A GABAergic mechanism is necessary for Per2-suppressing effect in the rat SCN by sevoflurane (#182)
Our previous studies revealed that the inhalation anesthetic, sevoflurane, had the suppressive effect on the clock gene Per2 expression in the rat Suprachiasmatic nucleus (SCN). The suppression of Per2 was also observed in SCN slice cultures isolated from peripheral inputs and other brain regions, suggesting a direct action of sevoflurane in the SCN itself.
In this study, we examined intra-SCN spatial susceptibility to sevoflurane and the involvement of GABAergic signal transduction for suppressive effect of sevoflurane on Per2 expression.

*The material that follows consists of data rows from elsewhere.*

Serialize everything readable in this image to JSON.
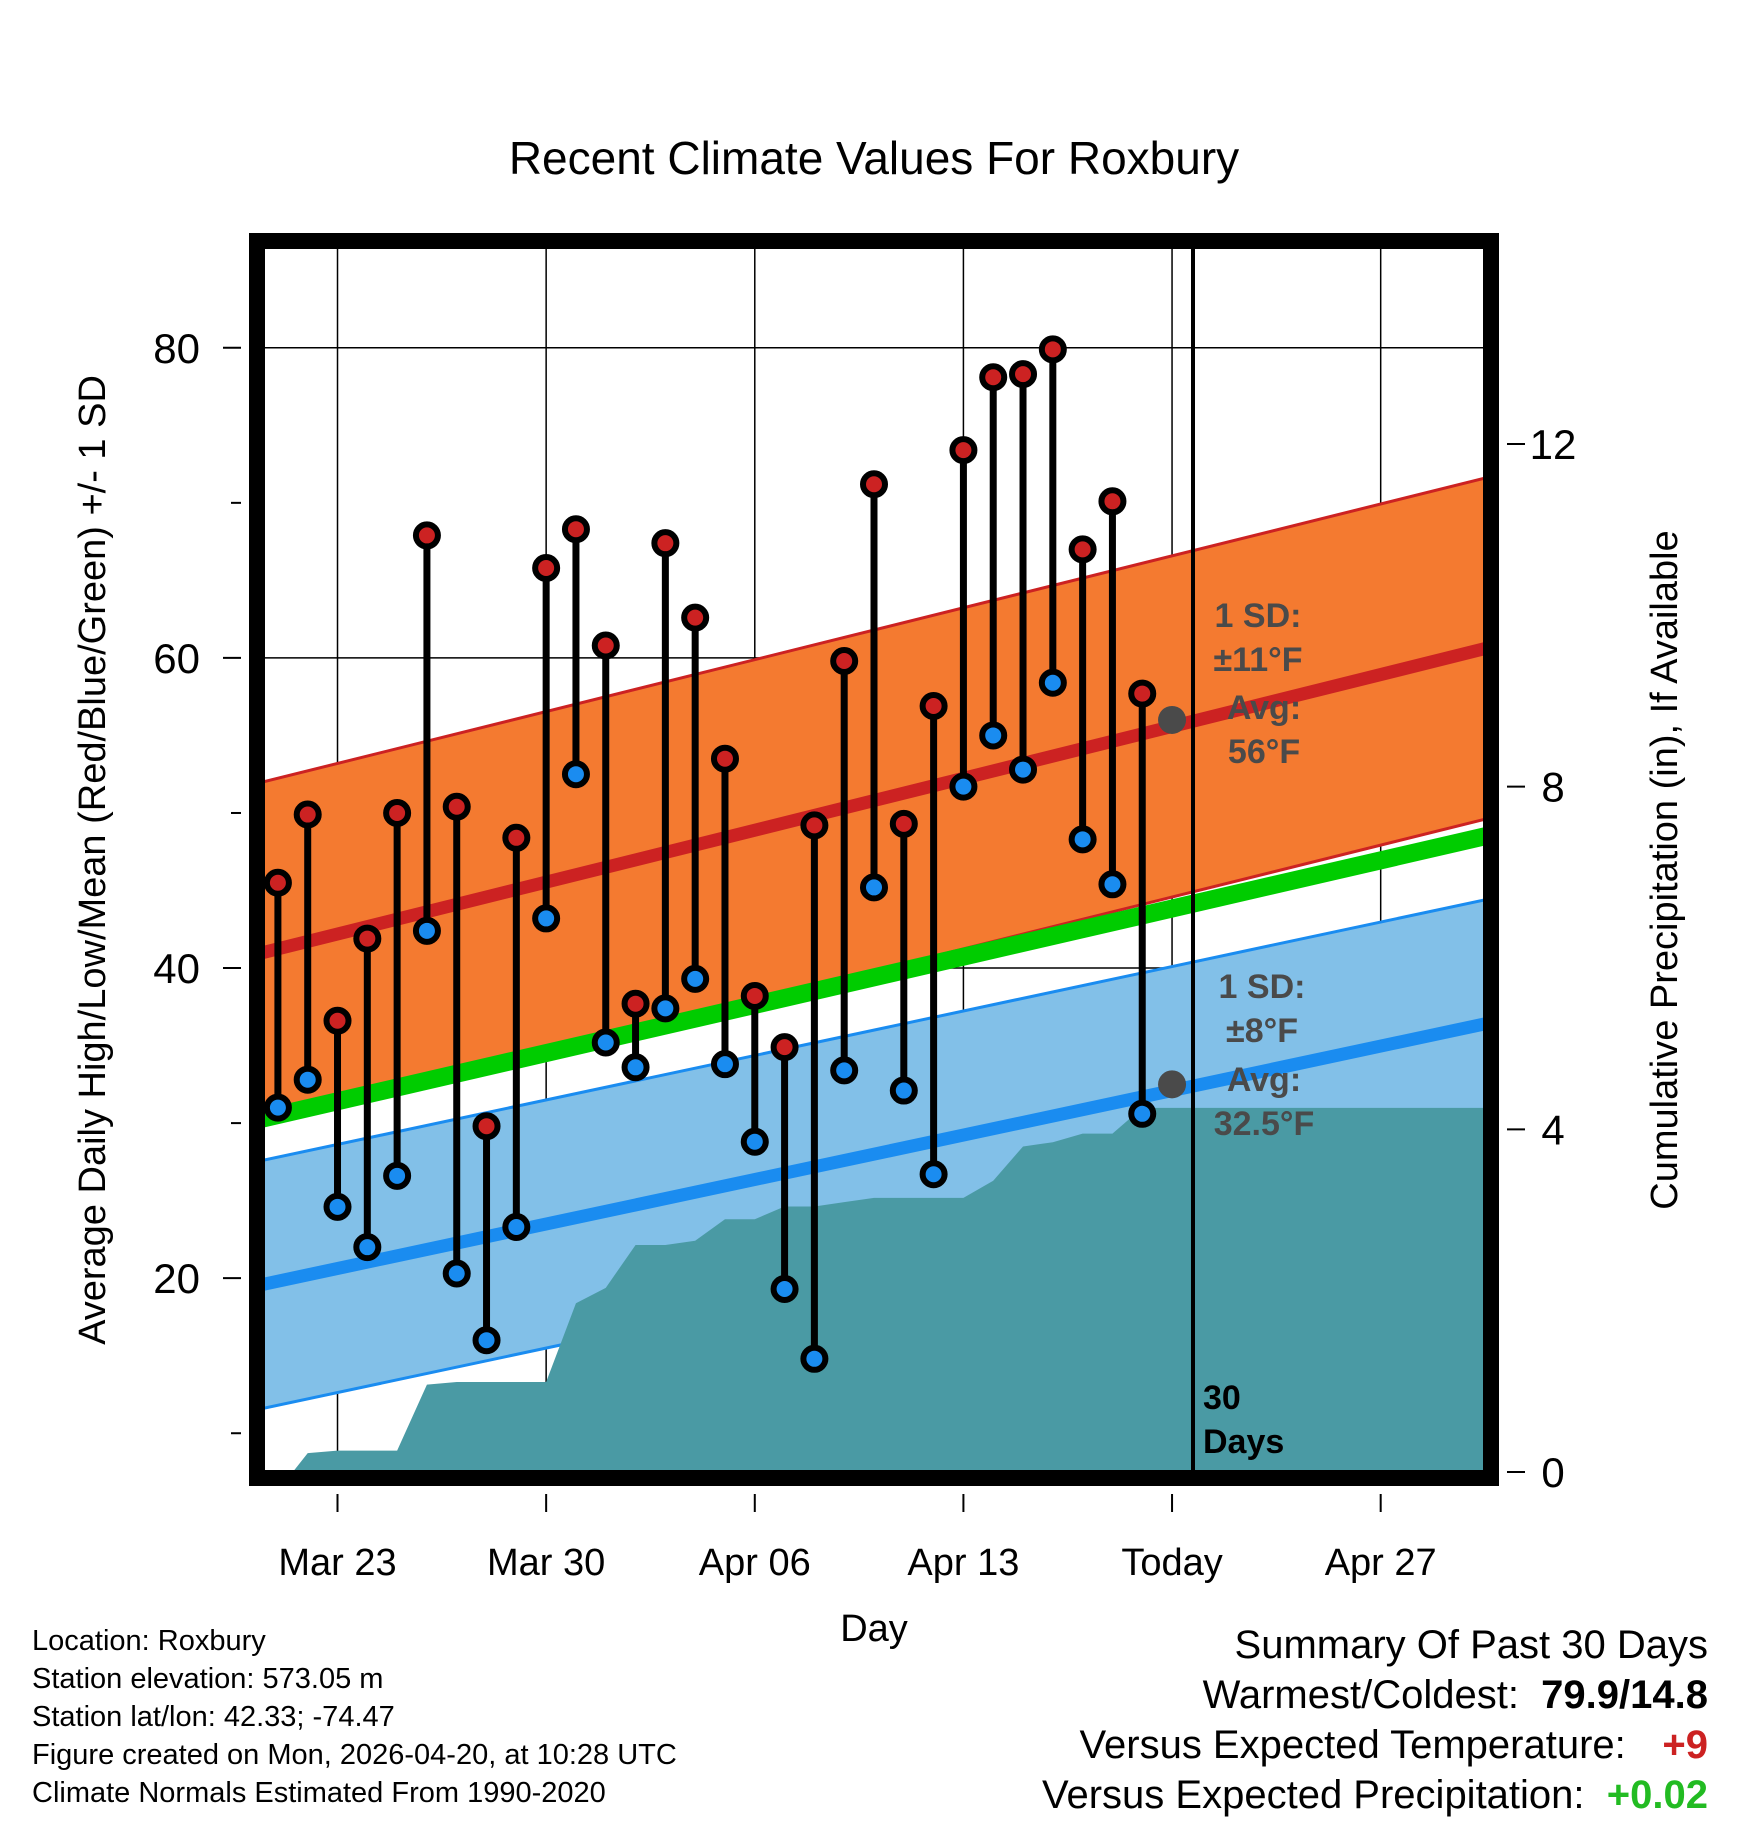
{
  "chart_data": {
    "type": "line",
    "title": "Recent Climate Values For Roxbury",
    "xlabel": "Day",
    "ylabel": "Average Daily High/Low/Mean (Red/Blue/Green) +/- 1 SD",
    "y2label": "Cumulative Precipitation (in), If Available",
    "ylim": [
      7.5,
      86.5
    ],
    "y2lim": [
      0,
      14.3
    ],
    "xlim": [
      -2.5,
      38.5
    ],
    "yticks": [
      20,
      40,
      60,
      80
    ],
    "y2ticks": [
      0,
      4,
      8,
      12
    ],
    "xticks": [
      {
        "day": 0,
        "label": "Mar 23"
      },
      {
        "day": 7,
        "label": "Mar 30"
      },
      {
        "day": 14,
        "label": "Apr 06"
      },
      {
        "day": 21,
        "label": "Apr 13"
      },
      {
        "day": 28,
        "label": "Today"
      },
      {
        "day": 35,
        "label": "Apr 27"
      }
    ],
    "today_day": 28,
    "period_label": "30\nDays",
    "days": [
      -2,
      -1,
      0,
      1,
      2,
      3,
      4,
      5,
      6,
      7,
      8,
      9,
      10,
      11,
      12,
      13,
      14,
      15,
      16,
      17,
      18,
      19,
      20,
      21,
      22,
      23,
      24,
      25,
      26,
      27
    ],
    "highs": [
      45.5,
      49.9,
      36.6,
      41.9,
      50.0,
      67.9,
      50.4,
      29.8,
      48.4,
      65.8,
      68.3,
      60.8,
      37.7,
      67.4,
      62.6,
      53.5,
      38.2,
      34.9,
      49.2,
      59.8,
      71.2,
      49.3,
      56.9,
      73.4,
      78.1,
      78.3,
      79.9,
      67.0,
      70.1,
      57.7
    ],
    "lows": [
      31.0,
      32.8,
      24.6,
      22.0,
      26.6,
      42.4,
      20.3,
      16.0,
      23.3,
      43.2,
      52.5,
      35.2,
      33.6,
      37.4,
      39.3,
      33.8,
      28.8,
      19.3,
      14.8,
      33.4,
      45.2,
      32.1,
      26.7,
      51.7,
      55.0,
      52.8,
      58.4,
      48.3,
      45.4,
      30.6
    ],
    "normal_high": {
      "start": 41.0,
      "end": 60.6,
      "sd": 11
    },
    "normal_low": {
      "start": 19.6,
      "end": 36.4,
      "sd": 8
    },
    "normal_mean": {
      "start": 30.3,
      "end": 48.5
    },
    "precip_cumulative": [
      [
        -2.5,
        0
      ],
      [
        -1.5,
        0
      ],
      [
        -1,
        0.22
      ],
      [
        0,
        0.25
      ],
      [
        1,
        0.25
      ],
      [
        2,
        0.25
      ],
      [
        3,
        1.02
      ],
      [
        4,
        1.05
      ],
      [
        5,
        1.05
      ],
      [
        6,
        1.05
      ],
      [
        7,
        1.05
      ],
      [
        8,
        1.97
      ],
      [
        9,
        2.15
      ],
      [
        10,
        2.65
      ],
      [
        11,
        2.65
      ],
      [
        12,
        2.7
      ],
      [
        13,
        2.95
      ],
      [
        14,
        2.95
      ],
      [
        15,
        3.1
      ],
      [
        16,
        3.1
      ],
      [
        17,
        3.15
      ],
      [
        18,
        3.2
      ],
      [
        19,
        3.2
      ],
      [
        20,
        3.2
      ],
      [
        21,
        3.2
      ],
      [
        22,
        3.4
      ],
      [
        23,
        3.8
      ],
      [
        24,
        3.85
      ],
      [
        25,
        3.95
      ],
      [
        26,
        3.95
      ],
      [
        27,
        4.25
      ],
      [
        28,
        4.25
      ],
      [
        38.5,
        4.25
      ]
    ],
    "annotations": {
      "high_sd": "1 SD:\n±11°F",
      "high_avg": "Avg:\n56°F",
      "low_sd": "1 SD:\n±8°F",
      "low_avg": "Avg:\n32.5°F",
      "high_today_avg": 56,
      "low_today_avg": 32.5
    }
  },
  "info": {
    "location": "Location: Roxbury",
    "elevation": "Station elevation: 573.05 m",
    "latlon": "Station lat/lon: 42.33; -74.47",
    "created": "Figure created on Mon, 2026-04-20, at 10:28 UTC",
    "normals": "Climate Normals Estimated From 1990-2020"
  },
  "summary": {
    "title": "Summary Of Past 30 Days",
    "warm_cold_label": "Warmest/Coldest:",
    "warm_cold_value": "79.9/14.8",
    "temp_label": "Versus Expected Temperature:",
    "temp_value": "+9",
    "precip_label": "Versus Expected Precipitation:",
    "precip_value": "+0.02"
  },
  "colors": {
    "high": "#cc2222",
    "high_band": "#f47a30",
    "low": "#1a8cf0",
    "low_band": "#82c0e8",
    "mean": "#00cc00",
    "precip": "#4a9aa4",
    "annotation": "#4a4a4a"
  }
}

Sevoflurane was applied to SCN slice cultures from Per2-dLuc transgenic rats, and luciferase bioluminescence was monitored using a microscope equipped with a high-sensitivity cooled CCD camera. To investigate a detailed spatial property of sevoflurane effect on bioluminescence, acquired time lapse images of the SCN were divided into small regions of interest (ROIs). The bioluminescence in the most of ROIs showed a clear circadian pattern, and the bioluminescence was repressed by sevoflurane application. In each ROIs, no spatial difference within the SCN (mediolateral nor dorsoventral) was observed in the susceptibility to sevoflurane.
We also examined a possibility that sevoflurane suppresses Per2 expression through the modulation of GABA receptor activities, since the SCN neurons express GABAA receptors, and sevoflurane is indicated as a modulator of the GABA receptor activity. To investigate the role of GABA receptors in suppression of Per2 expression by sevoflurane, we applied GABAA blocker bicuculline GABAB 2-hydroxy-saclofen to the SCN cultures prior to sevoflurane application. The suppressive effect of sevoflurane on bioluminescence was totally diminished in the presence of both GABA receptor blockers.
These results suggest that GABAergic mechanism is indispensable for sevoflurane to suppress Per2 expression in the SCN, indicating that sevoflurane may act via GABA receptor systems in individual SCN cells.